Without these added controls, users may not always realize they have logged in as a root user and could accidentally delete files.
Best Practice #6:Automated Log File Monitoring
Because Linux/Unix servers generate enormous amounts of log file data, it's impossible to try and monitor log files manually. You need an automated tool that can track certain messages or errors, including the Syslog file. You should be able to search for specific messages or strings in order to identify and flag certain messages. for example, if a user is trying to access a server remotely, Your tool should generate an alert that is sent to you as the administrator. The same applies to application log files, whereby the tool can alert you to specific application log file errors.
Best Practice #7:Process Monitoring
It's important for you to recognize which processes are currently running on Your Linux/Unix servers at any time, including those processes that normally operate on Your systems. You should know the total number of processes running at any given time, which processes are running or terminated, and whether the total exceeds a preset threshold representing "normal" server activity. If a threshold is exceeded - say X number of processes at once - Your monitoring tools should generate an alert to make you aware of the server status.
This information can be critical to properly diagnosing system problems. Systems running much more slowly at certain periods during the day may indicate a rogue application process on a production server or a problem with Managing the activity of cron jobs, for example. In addition, proper process monitoring can identify "zombie processes" created by another process that has not properly terminated and is needlessly using valuable system resources.
Best Practice #8:Application Resource Management
Because Linux/Unix servers are typically configured to a specific application, such as an Oracle database or a Network File System, you as the administrator must be sure the intended application is getting the resources necessary to run. The only way to do this properly is to track the specific resources that critical applications are imposing on their servers in terms of memory and processing power over time. Knowing the consumption history of server CPU and memory can assist you in assessing trends and anticipating capacity changes in Your systems.
for example, if you notice that the CPU consumption for an Oracle database application has grown from 55% in the past month to 65% in the last week to 75% within the last 24 hours, you can justifiably predict that CPU utilization will quickly be maximized.
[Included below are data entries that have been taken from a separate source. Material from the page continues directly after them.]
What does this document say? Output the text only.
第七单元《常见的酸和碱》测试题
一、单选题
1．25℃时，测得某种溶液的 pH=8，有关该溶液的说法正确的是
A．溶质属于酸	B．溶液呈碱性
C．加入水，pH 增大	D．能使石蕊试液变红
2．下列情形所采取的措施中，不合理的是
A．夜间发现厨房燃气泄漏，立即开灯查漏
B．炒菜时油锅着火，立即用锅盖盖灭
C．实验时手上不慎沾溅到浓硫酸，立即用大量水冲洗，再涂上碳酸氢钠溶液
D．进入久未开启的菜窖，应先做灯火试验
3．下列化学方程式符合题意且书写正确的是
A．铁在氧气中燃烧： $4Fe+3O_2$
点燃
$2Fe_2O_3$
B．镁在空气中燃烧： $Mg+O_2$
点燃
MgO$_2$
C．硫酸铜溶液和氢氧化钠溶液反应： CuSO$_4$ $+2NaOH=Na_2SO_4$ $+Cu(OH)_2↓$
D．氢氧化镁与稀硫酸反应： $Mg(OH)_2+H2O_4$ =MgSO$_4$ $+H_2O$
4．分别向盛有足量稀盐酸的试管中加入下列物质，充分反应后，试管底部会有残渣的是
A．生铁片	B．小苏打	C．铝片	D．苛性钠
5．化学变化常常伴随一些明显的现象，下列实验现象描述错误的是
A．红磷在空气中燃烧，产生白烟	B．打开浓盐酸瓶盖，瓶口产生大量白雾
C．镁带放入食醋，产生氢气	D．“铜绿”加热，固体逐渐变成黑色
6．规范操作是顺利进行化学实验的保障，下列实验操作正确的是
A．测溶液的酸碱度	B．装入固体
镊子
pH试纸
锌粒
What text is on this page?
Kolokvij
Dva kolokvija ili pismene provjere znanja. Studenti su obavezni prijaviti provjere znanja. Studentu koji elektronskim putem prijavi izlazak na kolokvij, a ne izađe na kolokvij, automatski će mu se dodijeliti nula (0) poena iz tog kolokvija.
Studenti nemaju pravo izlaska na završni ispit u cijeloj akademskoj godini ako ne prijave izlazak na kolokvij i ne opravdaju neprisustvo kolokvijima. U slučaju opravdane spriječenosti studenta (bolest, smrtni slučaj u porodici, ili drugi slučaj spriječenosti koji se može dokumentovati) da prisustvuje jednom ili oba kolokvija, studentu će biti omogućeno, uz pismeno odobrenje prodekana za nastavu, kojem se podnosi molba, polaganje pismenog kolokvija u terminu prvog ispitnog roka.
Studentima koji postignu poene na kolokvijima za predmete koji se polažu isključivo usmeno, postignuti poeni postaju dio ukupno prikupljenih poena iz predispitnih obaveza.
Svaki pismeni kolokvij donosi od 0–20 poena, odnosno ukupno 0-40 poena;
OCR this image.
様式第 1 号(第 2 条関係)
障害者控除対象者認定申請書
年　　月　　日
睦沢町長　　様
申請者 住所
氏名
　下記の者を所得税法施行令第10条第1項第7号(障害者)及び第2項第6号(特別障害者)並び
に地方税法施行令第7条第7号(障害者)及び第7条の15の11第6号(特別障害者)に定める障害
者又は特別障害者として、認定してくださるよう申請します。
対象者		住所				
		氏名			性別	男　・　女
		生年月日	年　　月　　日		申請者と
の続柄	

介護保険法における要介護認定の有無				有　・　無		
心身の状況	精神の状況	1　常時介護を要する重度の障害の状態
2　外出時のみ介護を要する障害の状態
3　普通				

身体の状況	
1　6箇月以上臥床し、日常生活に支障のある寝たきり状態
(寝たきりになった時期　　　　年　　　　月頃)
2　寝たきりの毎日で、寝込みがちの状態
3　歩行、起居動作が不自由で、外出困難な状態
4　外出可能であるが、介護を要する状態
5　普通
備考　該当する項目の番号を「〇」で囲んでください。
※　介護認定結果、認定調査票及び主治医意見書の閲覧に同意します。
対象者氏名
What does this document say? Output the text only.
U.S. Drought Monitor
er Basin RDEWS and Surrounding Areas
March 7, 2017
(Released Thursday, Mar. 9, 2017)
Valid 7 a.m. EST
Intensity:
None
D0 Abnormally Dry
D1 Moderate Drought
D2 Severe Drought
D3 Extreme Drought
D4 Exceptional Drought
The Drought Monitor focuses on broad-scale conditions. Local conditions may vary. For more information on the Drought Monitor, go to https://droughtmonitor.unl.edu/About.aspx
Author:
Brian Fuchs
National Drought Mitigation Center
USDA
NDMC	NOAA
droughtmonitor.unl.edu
In recognizing this situation, you may see that the business has been adding users of the application at a brisk pace and that the application may need to be moved to a larger server with more CPU capacity to accommodate the increased demand.
ConclusionEach of the Best Practices described here represents a more sophisticated level of performance and availability system accountability than the conventional general health measures that most administrators may be familiar with. However, as user demands on IT departments continue to increase and accelerate, these Best Practices are becoming the rule rather than the exception. fortunately, there are performance and availability tools available commercially that can help you automate these Best Practices and achieve the service levels required to maintain and enhance Your Linux/Unix systems.